Edwin Khodabakchian, CEO of Collaxa, reckons only 5-7 per cent of developers know how to program asynchronous capability, which is necessary to accommodate the process flexibility and long-running transactions of web services. However, they can learn Collaxa brings developers in for a day every month to get the hang of the BPEL asynchronous programming spec and getting hold of the necessary skills is easy, as Java and XML skills proliferate.
"We see developers that are successful [coming] from Java and XML backgrounds," says Khodabakchian. The company's speciality is orchestration, which it defines as taking existing systems and applications and combining them into new business flows. "At the end of the day, it is just XML in motion. The only plumbing that [they have to learn] is the XML and Java to write the logic. This is much simpler than any other integration product, where you would be limited to a handful of very expensive skills."

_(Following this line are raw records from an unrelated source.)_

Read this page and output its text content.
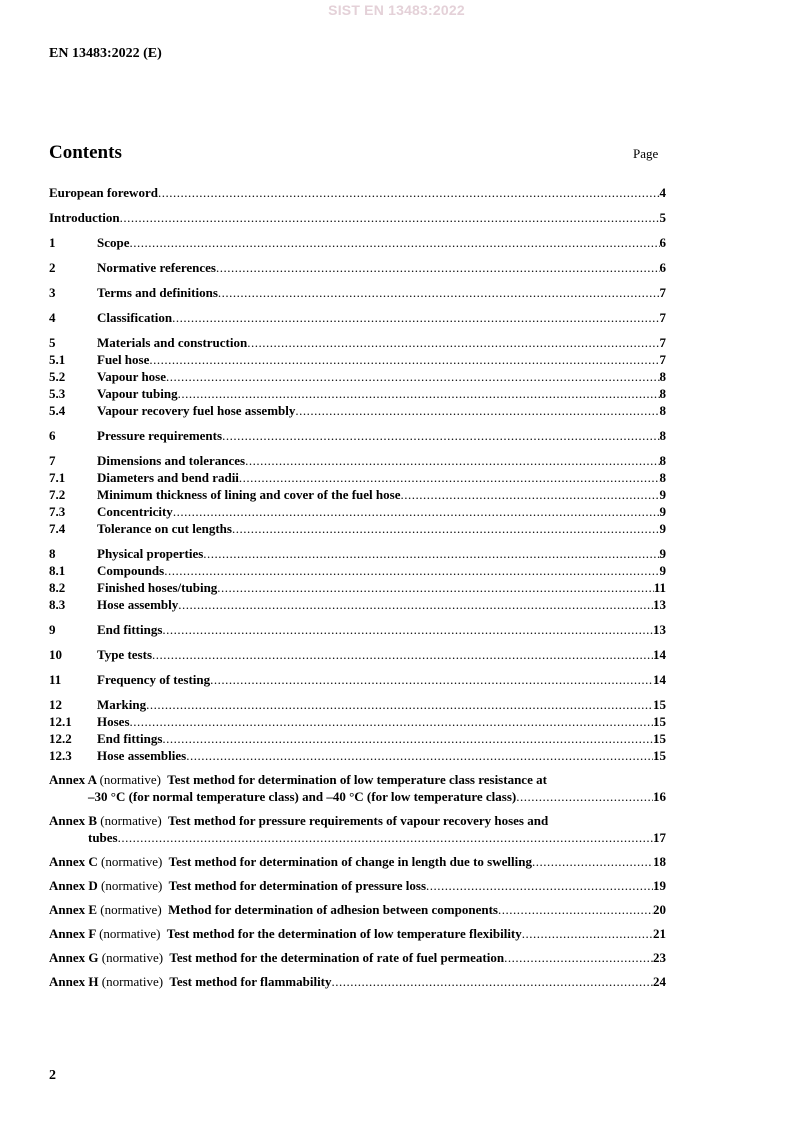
SIST EN 13483:2022
EN 13483:2022 (E)
Contents	Page
European foreword .....	4
Introduction .....	5
1	Scope .....	6
2	Normative references .....	6
3	Terms and definitions .....	7
4	Classification .....	7
5	Materials and construction .....	7
5.1	Fuel hose .....	7
5.2	Vapour hose .....	8
5.3	Vapour tubing .....	8
5.4	Vapour recovery fuel hose assembly .....	8
6	Pressure requirements .....	8
7	Dimensions and tolerances .....	8
7.1	Diameters and bend radii .....	8
7.2	Minimum thickness of lining and cover of the fuel hose .....	9
7.3	Concentricity .....	9
7.4	Tolerance on cut lengths .....	9
8	Physical properties .....	9
8.1	Compounds .....	9
8.2	Finished hoses/tubing .....	11
8.3	Hose assembly .....	13
9	End fittings .....	13
10	Type tests .....	14
11	Frequency of testing .....	14
12	Marking .....	15
12.1	Hoses .....	15
12.2	End fittings .....	15
12.3	Hose assemblies .....	15
Annex A (normative) Test method for determination of low temperature class resistance at
–30 °C (for normal temperature class) and –40 °C (for low temperature class) .....	16
Annex B (normative) Test method for pressure requirements of vapour recovery hoses and
tubes .....	17
Annex C (normative) Test method for determination of change in length due to swelling .....	18
Annex D (normative) Test method for determination of pressure loss .....	19
Annex E (normative) Method for determination of adhesion between components .....	20
Annex F (normative) Test method for the determination of low temperature flexibility .....	21
Annex G (normative) Test method for the determination of rate of fuel permeation .....	23
Annex H (normative) Test method for flammability .....	24
2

The most successful and popular approach vendors are taking is to provide demos and case studies of what is possible. And, unanimously, vendors are keen to build "learning networks" not just about their own toolsets and technologies, but about the potential of web services and the loosely coupled architecture. "It's not just about learning a new API," says Grant. "It's about more than just teaching people how to write a web service. What we concentrate on is existing architectures and exposing applications.
"We see sceptics saying there's no complex or compelling web service application, that they're all very simple. But that's because they use the same architecture and there's a whole raft of benefits in that if you delve into it."
Meanwhile the evangelism continues. One of Systinet's most popular downloads is designed to confound the sceptics. It is a recently published case study based on Deutsche Telekom's T-Mobile application of the vendor's WASP product. "It has over 50 web services supporting a network of over 200 content providers, all supplying value-added content to 5 million handset users," Bruce explains.
"This is a large-scale application, outside the firewall, where security is critical. It answers many of the concerns users have about web services applications. We plan to publish more case studies like this."